The H2East project is intended to connect hydrogen production sites with industrial demand centers in South Humberside and Nottinghamshire. By providing the first sections of transmission capacity for hydrogen, the pipeline is expected to help decarbonize heavy industry and enable low-carbon dispatchable power in the area.
As Owner’s Engineer, DNV will review and assure the FEED contractor’s work so that the design is technically robust, buildable, and aligned with hydrogen-specific safety and performance requirements. The company will draw on insights from its hydrogen testing facilities and research programs, including material performance studies, repurposing studies, and safety modeling, to address uncertainties at an early stage. This is intended to reduce project risk, avoid costly redesigns, and ensure that the design can withstand regulatory, financial, and operational scrutiny.

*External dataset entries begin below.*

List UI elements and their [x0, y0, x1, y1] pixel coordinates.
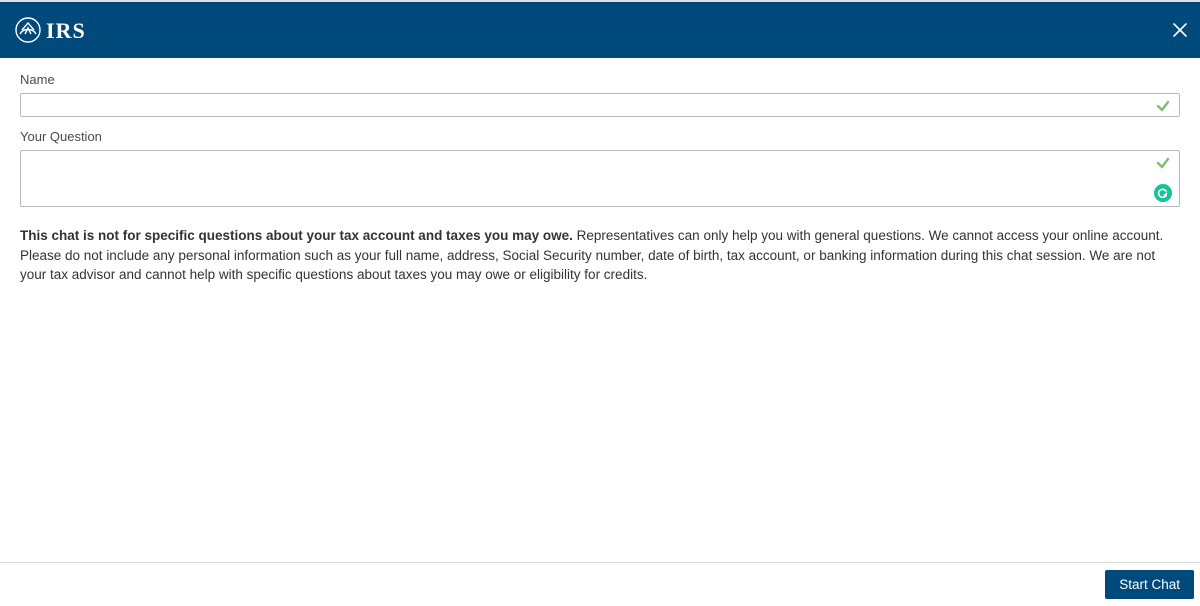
header-bar: IRS [0, 2, 1200, 58]
disclaimer-bold: This chat is not for specific questions … [20, 228, 573, 243]
grammarly-icon[interactable] [1154, 184, 1172, 202]
name-input[interactable] [20, 93, 1180, 117]
close-button[interactable] [1168, 18, 1192, 42]
close-icon [1171, 21, 1189, 39]
start-chat-button[interactable]: Start Chat [1105, 570, 1194, 599]
check-icon [1156, 156, 1170, 170]
name-field-wrap [20, 93, 1180, 117]
name-label: Name [20, 72, 1180, 87]
irs-logo: IRS [14, 16, 90, 44]
question-input[interactable] [20, 150, 1180, 207]
check-icon [1156, 99, 1170, 113]
disclaimer-text: This chat is not for specific questions … [20, 226, 1180, 285]
footer-bar: Start Chat [0, 562, 1200, 606]
svg-text:IRS: IRS [46, 18, 86, 43]
question-label: Your Question [20, 129, 1180, 144]
question-field-wrap [20, 150, 1180, 210]
form-area: Name Your Question This chat is not for … [0, 58, 1200, 285]
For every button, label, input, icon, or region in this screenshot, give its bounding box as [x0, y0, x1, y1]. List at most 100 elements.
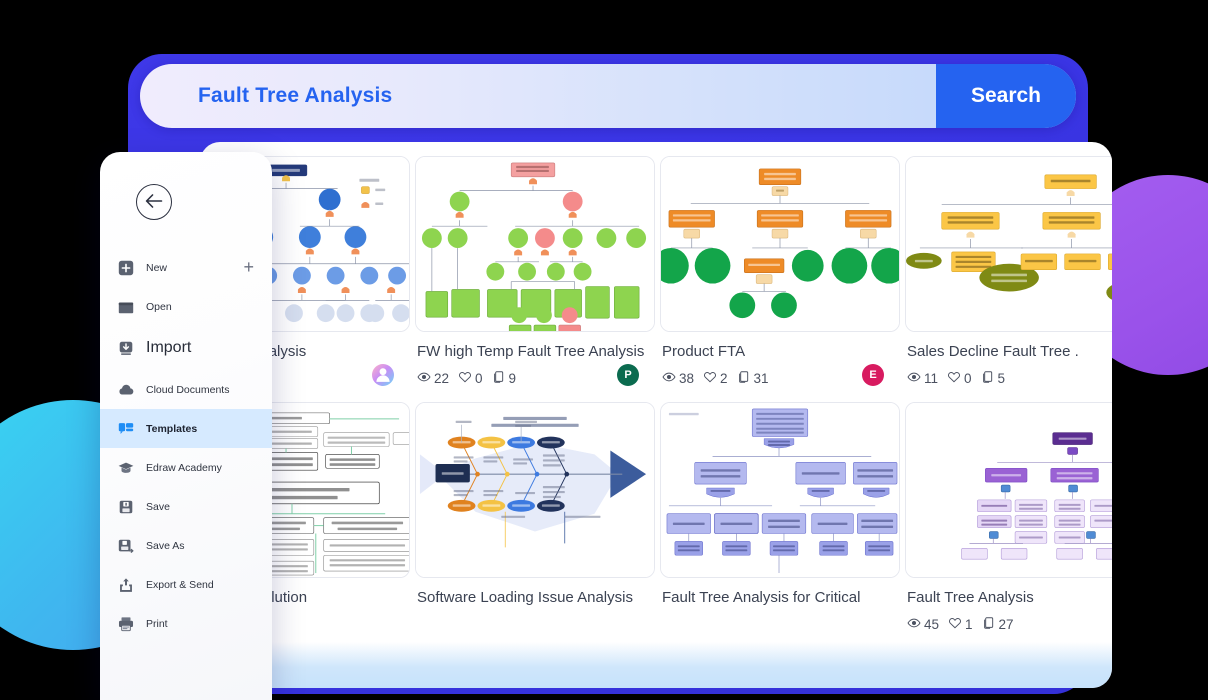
sidebar-item-open[interactable]: Open: [100, 287, 272, 326]
sidebar-item-label: Import: [146, 339, 192, 356]
copy-count: 27: [982, 616, 1014, 633]
copy-count: 31: [737, 370, 769, 387]
like-count: 1: [948, 616, 973, 633]
sidebar-item-label: Print: [146, 617, 168, 630]
template-thumbnail-green-pink-fault-tree[interactable]: [415, 156, 655, 332]
sidebar-item-label: Export & Send: [146, 578, 214, 591]
heart-icon: [703, 370, 717, 387]
like-count-value: 0: [475, 370, 483, 386]
template-card[interactable]: Fault Tree Analysis 45 1 27: [905, 402, 1112, 636]
eye-icon: [662, 370, 676, 387]
arrow-left-icon: [145, 193, 163, 211]
graduation-cap-icon: [116, 458, 136, 478]
sidebar-item-new[interactable]: New +: [100, 248, 272, 287]
sidebar-item-edraw-academy[interactable]: Edraw Academy: [100, 448, 272, 487]
save-icon: [116, 497, 136, 517]
copy-count-value: 27: [998, 616, 1014, 632]
like-count: 0: [947, 370, 972, 387]
template-title: Fault Tree Analysis: [907, 589, 1034, 606]
heart-icon: [947, 370, 961, 387]
templates-content-area: l Fault Tree Analysis12FW high Temp Faul…: [200, 142, 1112, 688]
template-meta: 45 1 27: [907, 612, 1112, 636]
duplicate-icon: [982, 616, 996, 633]
export-icon: [116, 575, 136, 595]
template-title: Fault Tree Analysis for Critical: [662, 589, 861, 606]
template-meta: 22 0 9 P: [417, 364, 653, 390]
template-meta: 11 0 5: [907, 366, 1112, 390]
copy-count-value: 5: [997, 370, 1006, 386]
copy-count-value: 31: [753, 370, 769, 386]
template-card[interactable]: Software Loading Issue Analysis: [415, 402, 655, 636]
eye-icon: [417, 370, 431, 387]
template-thumbnail-fishbone-diagram[interactable]: [415, 402, 655, 578]
template-meta: [417, 612, 653, 636]
view-count: 38: [662, 370, 694, 387]
heart-icon: [948, 616, 962, 633]
cloud-icon: [116, 380, 136, 400]
like-count: 0: [458, 370, 483, 387]
search-input[interactable]: [198, 84, 936, 108]
duplicate-icon: [737, 370, 751, 387]
like-count-value: 1: [965, 616, 973, 632]
avatar[interactable]: P: [617, 364, 639, 386]
sidebar-item-import[interactable]: Import: [100, 326, 272, 370]
view-count-value: 11: [924, 370, 939, 386]
like-count: 2: [703, 370, 728, 387]
avatar[interactable]: [372, 364, 394, 386]
sidebar-item-templates[interactable]: Templates: [100, 409, 272, 448]
template-title: Sales Decline Fault Tree .: [907, 343, 1079, 360]
plus-icon[interactable]: +: [243, 258, 254, 276]
like-count-value: 0: [964, 370, 972, 386]
search-input-wrapper: [140, 64, 936, 128]
template-thumbnail-orange-green-fta[interactable]: [660, 156, 900, 332]
template-meta: [662, 612, 898, 636]
view-count-value: 45: [924, 616, 940, 632]
sidebar-panel: New + Open Import Cloud Documents Templates Ed…: [100, 152, 272, 700]
sidebar-item-print[interactable]: Print: [100, 604, 272, 643]
search-bar: Search: [140, 64, 1076, 128]
eye-icon: [907, 370, 921, 387]
bottom-fade-overlay: [200, 642, 1112, 688]
copy-count: 9: [492, 370, 517, 387]
template-card[interactable]: FW high Temp Fault Tree Analysis 22 0 9 P: [415, 156, 655, 390]
view-count: 11: [907, 370, 938, 387]
template-title: Software Loading Issue Analysis: [417, 589, 633, 606]
folder-icon: [116, 297, 136, 317]
template-thumbnail-yellow-olive-fault-tree[interactable]: [905, 156, 1112, 332]
sidebar-item-save-as[interactable]: Save As: [100, 526, 272, 565]
sidebar-item-label: New: [146, 261, 168, 274]
template-thumbnail-purple-fault-tree[interactable]: [905, 402, 1112, 578]
heart-icon: [458, 370, 472, 387]
sidebar-item-cloud-documents[interactable]: Cloud Documents: [100, 370, 272, 409]
search-button[interactable]: Search: [936, 64, 1076, 128]
printer-icon: [116, 614, 136, 634]
save-as-icon: [116, 536, 136, 556]
sidebar-item-label: Templates: [146, 422, 198, 435]
view-count: 45: [907, 616, 939, 633]
templates-icon: [116, 419, 136, 439]
template-card[interactable]: Sales Decline Fault Tree . 11 0 5: [905, 156, 1112, 390]
template-title: Product FTA: [662, 343, 746, 360]
copy-count-value: 9: [508, 370, 517, 386]
templates-scroll-region[interactable]: l Fault Tree Analysis12FW high Temp Faul…: [200, 142, 1112, 688]
sidebar-item-save[interactable]: Save: [100, 487, 272, 526]
sidebar-item-label: Save As: [146, 539, 185, 552]
view-count-value: 22: [434, 370, 450, 386]
view-count-value: 38: [679, 370, 695, 386]
import-icon: [116, 338, 136, 358]
avatar[interactable]: E: [862, 364, 884, 386]
template-grid: l Fault Tree Analysis12FW high Temp Faul…: [200, 156, 1112, 636]
template-thumbnail-blue-power-fault-tree[interactable]: [660, 402, 900, 578]
template-card[interactable]: Fault Tree Analysis for Critical: [660, 402, 900, 636]
duplicate-icon: [492, 370, 506, 387]
template-title: FW high Temp Fault Tree Analysis: [417, 343, 645, 360]
new-document-icon: [116, 258, 136, 278]
template-card[interactable]: Product FTA 38 2 31 E: [660, 156, 900, 390]
sidebar-item-label: Open: [146, 300, 172, 313]
eye-icon: [907, 616, 921, 633]
template-meta: 38 2 31 E: [662, 364, 898, 390]
sidebar-item-label: Save: [146, 500, 170, 513]
sidebar-item-export-send[interactable]: Export & Send: [100, 565, 272, 604]
back-button[interactable]: [136, 184, 172, 220]
view-count: 22: [417, 370, 449, 387]
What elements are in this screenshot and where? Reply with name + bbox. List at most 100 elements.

“This project matters especially because hydrogen infrastructure must be engineered for a system that does not yet fully exist,” said Hari Vamadevan, Senior Vice-President and Regional Director for the UK & Ireland, Energy Systems at DNV. “Our role is to challenge assumptions, test design decisions against real-world behaviour, and bring evidence from global hydrogen research into the earliest stages of planning. It relies on our proven capability to combine deep gas industry expertise with specialized hydrogen competency and major project risk management. If the foundational engineering is right, the UK can scale hydrogen production and transport safely, efficiently, and at lower cost.”